Trouver la force de vivre : quand la prière devient notre seul véritable appui
Récemment, en parcourant un article du Mon Valley Independent intitulé « Serving life and finding strength in prayer », trois images se sont imposées à moi, presque malgré moi.

Quand le souffle se fait prière
De jeunes femmes prononçant des vœux pour se consacrer au Christ sur la Cinquième Avenue, à New York. Le pape Léon rencontrant des jeunes à Assise, cette ville où François a tracé son chemin. Et, dans le même État, une loi sur le suicide assisté qui entre doucement dans les faits, un an après son adoption. Trois événements, raconte l'auteur, qui se sont croisés dans le même regard.

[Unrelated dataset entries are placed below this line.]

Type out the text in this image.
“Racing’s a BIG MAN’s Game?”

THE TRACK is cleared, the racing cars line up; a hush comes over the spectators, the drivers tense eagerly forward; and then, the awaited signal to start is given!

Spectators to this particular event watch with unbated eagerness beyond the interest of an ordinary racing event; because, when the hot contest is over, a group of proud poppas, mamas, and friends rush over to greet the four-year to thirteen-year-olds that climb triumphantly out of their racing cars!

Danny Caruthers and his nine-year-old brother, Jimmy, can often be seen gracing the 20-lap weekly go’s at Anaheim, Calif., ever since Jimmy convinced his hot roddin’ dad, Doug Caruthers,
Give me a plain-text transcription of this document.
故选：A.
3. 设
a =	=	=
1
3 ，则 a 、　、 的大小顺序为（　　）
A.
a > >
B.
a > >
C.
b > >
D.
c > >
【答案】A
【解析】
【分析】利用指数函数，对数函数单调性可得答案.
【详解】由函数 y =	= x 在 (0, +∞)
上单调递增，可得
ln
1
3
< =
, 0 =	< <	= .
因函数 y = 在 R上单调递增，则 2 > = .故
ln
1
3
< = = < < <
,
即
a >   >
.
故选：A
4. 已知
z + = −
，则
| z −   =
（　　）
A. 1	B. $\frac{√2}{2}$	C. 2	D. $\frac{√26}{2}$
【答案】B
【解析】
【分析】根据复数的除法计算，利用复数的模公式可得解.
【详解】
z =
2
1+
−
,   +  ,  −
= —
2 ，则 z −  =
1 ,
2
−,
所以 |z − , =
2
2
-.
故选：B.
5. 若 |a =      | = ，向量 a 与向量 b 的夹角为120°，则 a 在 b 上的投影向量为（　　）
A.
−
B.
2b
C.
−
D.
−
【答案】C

Je ne sais pas ce que cela signifie pour vous en ce moment — mais quelque chose, dans cet assemblage, m'a arrêtée.
Le poids d'une vie, à découvert
Je crois que nous oublions parfois à quel point une vie humaine est exposée. Ce matin encore, mon téléphone a compté pour moi — six heures et demie d'écran hier, dit-il sans émotion. Et dans le métro, une femme pleurait en silence, et personne n'a posé la main sur son bras. Nous marchons vite. Nous parlons vite. Et lorsque vient le soir, cette sensation familière revient: la gorge un peu nouée, comme si quelque chose en nous n'arrivait pas à sortir. Les jeunes femmes de la Cinquième Avenue, elles, ont choisi de tout donner — leur corps, leur temps, leur avenir — à un seul appel. Ce n'est peut-être pas mon chemin, ni le vôtre. Mais leur geste dit, en silence, quelque chose que nos journées pressées nous empêchent d'entendre: une vie ne se tient jamais toute seule. Elle a besoin d'être tenue.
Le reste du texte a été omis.